The situation here involved a “tax-consultant engineer” who analyzed a taxpayer’s assets to determine the classification of property for depreciation purposes.

In the trade, we call this type of work “cost segregation.”

If you have enough money tied-up in certain types of depreciable assets, a “cost seg” may be a very good idea.

What drives the cost seg is an abnormally-long tax life for commercial property: usually 39 years.  It is a tax fiction, divorced from any economic analysis to build or not build or from a bank decision to lend or not lend.

The grail is to “carve out” some of that 39-year property into something that can be depreciated faster. There is room. The parking lot and landscaping, for example, can be depreciated over 15 years. Upgraded wiring to run equipment can be depreciated with the equipment. The additional plumbing at a dentist’s office? Yep, that gets faster depreciation.

But it probably requires a cost seg. Realistically, an accountant can do only so much. A cost seg really needs an engineer.

The engineer in this CCA must have left the plot, as the IRS was nearly out-of-its-mind over his classification into five-year property. The word they used was “egregious.”

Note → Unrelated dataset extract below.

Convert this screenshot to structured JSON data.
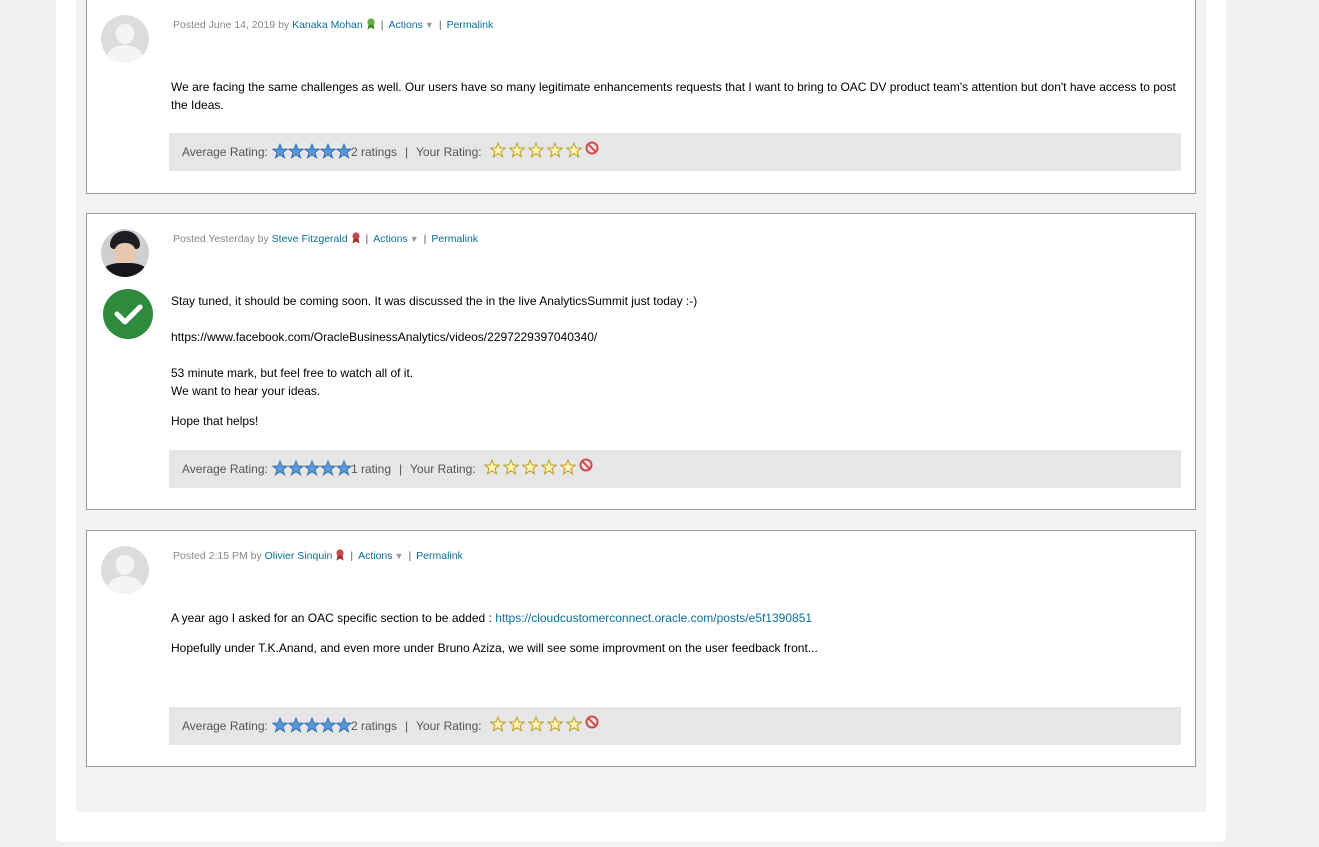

Unfortunately, we are not told what he “egregiously” misclassified.

We are however told that he is getting the Section 6701 chop.

What is the math on this penalty?

Well, his misclassification affected five years of individual returns. The penalty would be 5 times $1,000 or $5,000 for each individual client. Hopefully this was a one-off, as $5 grand should be enough to get his attention.


Can you imagine if it had been a corporation?